La dernière journée de Ligue 1 a été entachée par des scènes de violence inacceptables. Deux matchs ont été interrompus par des envahissements de terrain, plongeant les clubs et les supporters dans l’incompréhension.
Le championnat français de football a connu une fin de saison agitée. Parmi les dix rencontres programmées, deux ont été gravement perturbées par des débordements de supporters. À Nice comme à Nantes, l’ordre a été bousculé, mais c’est dans l’Ouest que la situation a pris une tournure dramatique.

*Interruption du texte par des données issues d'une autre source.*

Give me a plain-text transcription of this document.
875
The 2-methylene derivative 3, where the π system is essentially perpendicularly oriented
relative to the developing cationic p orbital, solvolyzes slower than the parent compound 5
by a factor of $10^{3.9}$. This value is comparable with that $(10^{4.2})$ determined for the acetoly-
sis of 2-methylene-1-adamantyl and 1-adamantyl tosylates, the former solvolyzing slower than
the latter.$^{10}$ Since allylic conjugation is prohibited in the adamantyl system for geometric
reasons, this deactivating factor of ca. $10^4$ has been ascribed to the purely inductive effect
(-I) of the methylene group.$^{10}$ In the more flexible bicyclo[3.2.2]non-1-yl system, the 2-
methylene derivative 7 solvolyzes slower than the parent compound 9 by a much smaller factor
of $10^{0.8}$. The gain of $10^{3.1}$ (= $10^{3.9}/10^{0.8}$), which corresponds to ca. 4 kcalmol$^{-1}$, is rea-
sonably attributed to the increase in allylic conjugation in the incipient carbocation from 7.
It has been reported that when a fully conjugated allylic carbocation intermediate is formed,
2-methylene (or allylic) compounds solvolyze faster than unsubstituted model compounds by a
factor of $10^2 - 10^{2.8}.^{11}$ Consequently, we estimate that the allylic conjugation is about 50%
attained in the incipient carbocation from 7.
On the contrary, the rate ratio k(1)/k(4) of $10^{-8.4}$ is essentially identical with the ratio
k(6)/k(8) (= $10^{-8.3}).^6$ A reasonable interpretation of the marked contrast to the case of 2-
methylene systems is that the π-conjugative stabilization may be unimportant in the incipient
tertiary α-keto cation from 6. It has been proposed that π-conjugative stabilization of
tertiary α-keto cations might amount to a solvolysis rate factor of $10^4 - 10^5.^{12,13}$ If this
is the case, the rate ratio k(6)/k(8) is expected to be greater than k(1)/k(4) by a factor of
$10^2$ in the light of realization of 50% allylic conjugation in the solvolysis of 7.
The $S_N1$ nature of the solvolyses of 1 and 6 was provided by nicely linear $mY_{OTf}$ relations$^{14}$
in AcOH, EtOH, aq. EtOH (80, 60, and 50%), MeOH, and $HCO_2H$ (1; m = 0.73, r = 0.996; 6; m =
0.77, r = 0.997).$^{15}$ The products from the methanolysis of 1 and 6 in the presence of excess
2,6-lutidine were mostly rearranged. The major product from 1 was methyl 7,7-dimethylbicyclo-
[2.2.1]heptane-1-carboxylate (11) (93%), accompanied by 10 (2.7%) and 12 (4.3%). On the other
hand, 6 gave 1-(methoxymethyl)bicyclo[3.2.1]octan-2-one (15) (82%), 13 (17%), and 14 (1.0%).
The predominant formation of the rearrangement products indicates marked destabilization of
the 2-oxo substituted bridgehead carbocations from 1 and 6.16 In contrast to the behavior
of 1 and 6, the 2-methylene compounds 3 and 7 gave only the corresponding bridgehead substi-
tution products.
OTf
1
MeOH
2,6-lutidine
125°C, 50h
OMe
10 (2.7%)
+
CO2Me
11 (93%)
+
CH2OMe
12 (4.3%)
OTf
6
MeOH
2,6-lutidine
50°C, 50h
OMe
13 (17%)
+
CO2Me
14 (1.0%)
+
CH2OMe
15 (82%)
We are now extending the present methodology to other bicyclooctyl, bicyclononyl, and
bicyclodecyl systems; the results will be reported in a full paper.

Sur la pelouse du stade Allianz Riviera, les ultras niçois ont forcé le passage en fin de match face à Metz. Malgré l’intervention des forces de l’ordre, l’ambiance est restée électrique. Mais c’est au Stade de la Beaujoire que l’incident a franchi un cap supplémentaire.
Un match arrêté à la 22e minute à Nantes
Face à Toulouse, les Canaris, déjà relégués en Ligue 2, n’ont même pas pu boucler leur saison. Dès la 22e minute, des dizaines de supporters nantais, majoritairement masqués, ont envahi la pelouse. Les joueurs, contraints de regagner les vestiaires, n’ont pu reprendre le cours du match.
Quarante minutes plus tard, l’arbitre a sifflé la fin définitive de la rencontre. Une décision lourde de conséquences pour l’entraîneur Vahid Halilhodžić, qui tirait sa révérence après une carrière riche. « C’est la honte. J’aurais aimé aller vers les supporters pour leur dire stop. », a-t-il témoigné, visiblement marqué par ces événements.
Le technicien bosnien a ajouté : « S’ils sont frustrés, je peux le comprendre, mais pas ça. J’ai tout donné, en tant qu’entraîneur et en tant qu’homme. La réalité est cruelle. »
Des sanctions lourdes en perspective pour le FC Nantes
Si la Ligue de football professionnel n’a pas encore communiqué officiellement, une enquête a été ouverte. Le club de Nantes pourrait écoper de mesures drastiques : fermeture temporaire de tribunes et, pire encore, un retrait de points pour la saison prochaine en Ligue 2.
Un précédent similaire avait frappé l’AS Saint-Étienne il y a quatre ans, avec une pénalité de six points infligée avant même le début du championnat. Une décision qui avait marqué les esprits et rappelé l’importance du respect dans le football.